Don't know what else to try.. The doors in there enclosure are kept closed... When I air it out I have a tight fitting screen door... They have to be coming in with the hay... I'm thinking of using orchard bark but am afraid they will get impacted since they tend to eat the hay when they eat there food..

Any ideas?? Or opinions would be appreciated.. Thank you


----------



## DixieParadise (May 29, 2012)

I use to use when worming my nubianilk goats. Worked great just sprinkled it on their food.


----------



## Orillion (May 29, 2012)

Food grade DE is amazing. Pool grade DE is frightening. Your fly problem should disappear if you do dust. DE needs to be handled carefully. Other than that, folk dust for all sorts of insects on their hen farm, their goats, their horses, etc. with the stuff with satisfying effects. DE is used for fleas and bed bugs too, as well as ants. Gets rubbing on the shell of the insect, leaving scratches on them, and dries the suckers out. 

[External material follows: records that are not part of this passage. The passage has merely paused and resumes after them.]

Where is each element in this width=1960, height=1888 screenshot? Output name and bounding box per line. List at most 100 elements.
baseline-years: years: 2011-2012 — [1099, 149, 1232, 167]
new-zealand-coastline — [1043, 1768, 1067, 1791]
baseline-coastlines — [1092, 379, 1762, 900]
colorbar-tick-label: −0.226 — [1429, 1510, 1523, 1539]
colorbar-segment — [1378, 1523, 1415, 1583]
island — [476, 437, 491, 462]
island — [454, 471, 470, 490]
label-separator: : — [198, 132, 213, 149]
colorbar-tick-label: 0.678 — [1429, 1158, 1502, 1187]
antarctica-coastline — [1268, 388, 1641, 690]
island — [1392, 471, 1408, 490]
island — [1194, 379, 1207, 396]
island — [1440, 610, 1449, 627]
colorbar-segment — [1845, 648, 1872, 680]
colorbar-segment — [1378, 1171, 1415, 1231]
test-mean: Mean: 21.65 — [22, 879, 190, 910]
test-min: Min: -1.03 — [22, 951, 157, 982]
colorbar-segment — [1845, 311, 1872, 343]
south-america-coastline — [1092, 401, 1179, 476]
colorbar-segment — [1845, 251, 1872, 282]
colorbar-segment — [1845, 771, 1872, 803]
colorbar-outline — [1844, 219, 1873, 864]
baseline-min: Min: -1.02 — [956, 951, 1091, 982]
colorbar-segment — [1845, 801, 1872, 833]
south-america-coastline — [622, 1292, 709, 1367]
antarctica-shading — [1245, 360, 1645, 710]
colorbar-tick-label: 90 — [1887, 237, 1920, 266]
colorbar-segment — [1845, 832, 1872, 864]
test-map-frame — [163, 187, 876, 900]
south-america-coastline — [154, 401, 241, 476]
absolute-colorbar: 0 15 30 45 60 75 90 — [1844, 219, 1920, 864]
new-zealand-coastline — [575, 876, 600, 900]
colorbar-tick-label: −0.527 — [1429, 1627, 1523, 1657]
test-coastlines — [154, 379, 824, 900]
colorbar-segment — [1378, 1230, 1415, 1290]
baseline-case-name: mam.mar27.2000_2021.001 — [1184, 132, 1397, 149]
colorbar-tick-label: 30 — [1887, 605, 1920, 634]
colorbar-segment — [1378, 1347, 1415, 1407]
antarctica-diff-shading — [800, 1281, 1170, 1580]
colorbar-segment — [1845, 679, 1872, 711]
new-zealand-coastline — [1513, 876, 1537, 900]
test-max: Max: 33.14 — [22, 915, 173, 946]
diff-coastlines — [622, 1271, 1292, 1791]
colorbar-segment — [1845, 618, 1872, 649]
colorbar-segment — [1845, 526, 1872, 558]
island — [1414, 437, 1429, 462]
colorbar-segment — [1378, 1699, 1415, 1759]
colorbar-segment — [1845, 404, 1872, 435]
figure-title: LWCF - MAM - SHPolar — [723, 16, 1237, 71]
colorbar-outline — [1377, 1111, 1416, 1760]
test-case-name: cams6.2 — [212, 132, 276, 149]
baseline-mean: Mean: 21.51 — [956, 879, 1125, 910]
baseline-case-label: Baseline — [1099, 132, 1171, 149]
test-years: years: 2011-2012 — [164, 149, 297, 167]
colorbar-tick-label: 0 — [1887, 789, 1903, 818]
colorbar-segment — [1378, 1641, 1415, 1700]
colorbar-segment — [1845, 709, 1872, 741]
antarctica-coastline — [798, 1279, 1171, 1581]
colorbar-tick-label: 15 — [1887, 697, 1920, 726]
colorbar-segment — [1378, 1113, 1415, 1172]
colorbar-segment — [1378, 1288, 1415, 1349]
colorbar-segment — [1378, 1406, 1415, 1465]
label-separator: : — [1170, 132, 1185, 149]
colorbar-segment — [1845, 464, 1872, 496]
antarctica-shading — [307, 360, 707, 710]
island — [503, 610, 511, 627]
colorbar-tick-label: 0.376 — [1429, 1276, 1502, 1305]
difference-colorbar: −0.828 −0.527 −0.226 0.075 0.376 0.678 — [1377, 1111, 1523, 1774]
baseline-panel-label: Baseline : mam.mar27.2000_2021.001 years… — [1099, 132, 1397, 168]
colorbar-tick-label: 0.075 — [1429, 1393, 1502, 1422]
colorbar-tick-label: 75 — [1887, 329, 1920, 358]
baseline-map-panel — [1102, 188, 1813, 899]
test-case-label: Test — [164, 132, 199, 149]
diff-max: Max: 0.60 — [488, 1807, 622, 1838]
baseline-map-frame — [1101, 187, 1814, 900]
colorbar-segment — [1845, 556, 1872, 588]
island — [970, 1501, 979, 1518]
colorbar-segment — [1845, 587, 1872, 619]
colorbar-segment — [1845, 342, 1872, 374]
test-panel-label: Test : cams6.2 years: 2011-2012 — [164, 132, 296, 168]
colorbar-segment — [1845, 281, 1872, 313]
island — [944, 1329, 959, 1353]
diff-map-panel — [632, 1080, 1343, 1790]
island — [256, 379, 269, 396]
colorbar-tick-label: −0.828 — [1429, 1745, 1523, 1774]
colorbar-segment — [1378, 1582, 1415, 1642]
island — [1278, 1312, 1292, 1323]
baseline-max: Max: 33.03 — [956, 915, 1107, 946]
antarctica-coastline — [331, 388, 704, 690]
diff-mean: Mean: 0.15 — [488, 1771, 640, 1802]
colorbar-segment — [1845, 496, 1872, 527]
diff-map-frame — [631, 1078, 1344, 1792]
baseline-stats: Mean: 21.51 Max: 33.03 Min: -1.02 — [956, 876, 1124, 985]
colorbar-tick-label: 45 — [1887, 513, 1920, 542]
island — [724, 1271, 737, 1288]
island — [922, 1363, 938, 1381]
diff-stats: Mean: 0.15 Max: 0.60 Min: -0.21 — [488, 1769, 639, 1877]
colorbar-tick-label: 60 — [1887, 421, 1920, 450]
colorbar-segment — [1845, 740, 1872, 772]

Best mechanical (not poisonous) insect killer out there, in my humble opinion. The animals and humans can ingest the stuff for worming, the flies or other baddies get scratched. Besides cautioning with the application: may take a few days to kill them all. It's a mechanical means to their end, not a poison. Takes a while for them to bleed out. Don't re-apply for a few days, let it do it's work. Good luck!


----------



## ascott (May 29, 2012)

Has to be food grade...as Tom pointed out, the regular is deadly....


----------



## DixieParadise (May 29, 2012)

Yes and you can get Food Grade in the gardening section of any feed store... That is where I get mine. Works well in the outdoor enclosures...


----------



## ErikaO (May 29, 2012)

I just recently bought some DE to help with our huge ant problem. We were able to purchase it at our local feed store. We were informed that it would have no ill side effects on our torts. We were also told that it will only kill off insects that have exoskeletal bodies such as ants, fleas, and roaches. It has only been around three days since we've applied the DE through out our yard and so far, we haven't seen any noticeable difference. But the DE is not a poison; it cuts up the insects bodies, so we are hopeful that it is doing its job. We sure heard good things about DE. Good luck with your fly problem.


----------



## jaizei (May 29, 2012)

Food grade is completely safe for ingestion (tastes like dirt) but prolonged/repeated inhalation could possibly be dangerous.


----------



## Carol S (May 29, 2012)

Hi:

Don't forget use FOOD GRADE diatomaceous earth NOT the kind for pool fiilters which is posionous. I used food grade diatomaceous earth in my outside enclosure for an ant problem last summer and it worked great. I sprinkled it on the ground and lightly raked it into the dirt when my torts were in their hides so they would not get in the way and inhale any of the dust.

Carol


----------



## mshine1217 (May 29, 2012)

It's just my opnion... DE is an extremely fine powder. I am familiar with it as used with a power filter medium for a professional aquarium use. I personally wouldn't want my torts breathing it into their lungs. I would use it around the outside of enclosures and buildings. There is an equine product called Fly Predators that you can get online at ValleyVet.com that is a natural alternative and should be safe for torts since they just target the flies.


----------



## Momof4 (May 31, 2012)

I just bought Food Grade DE from my feed store. It was $4.50 for 3lbs. I can't wait to try it. The ants have gotten out of control.


----------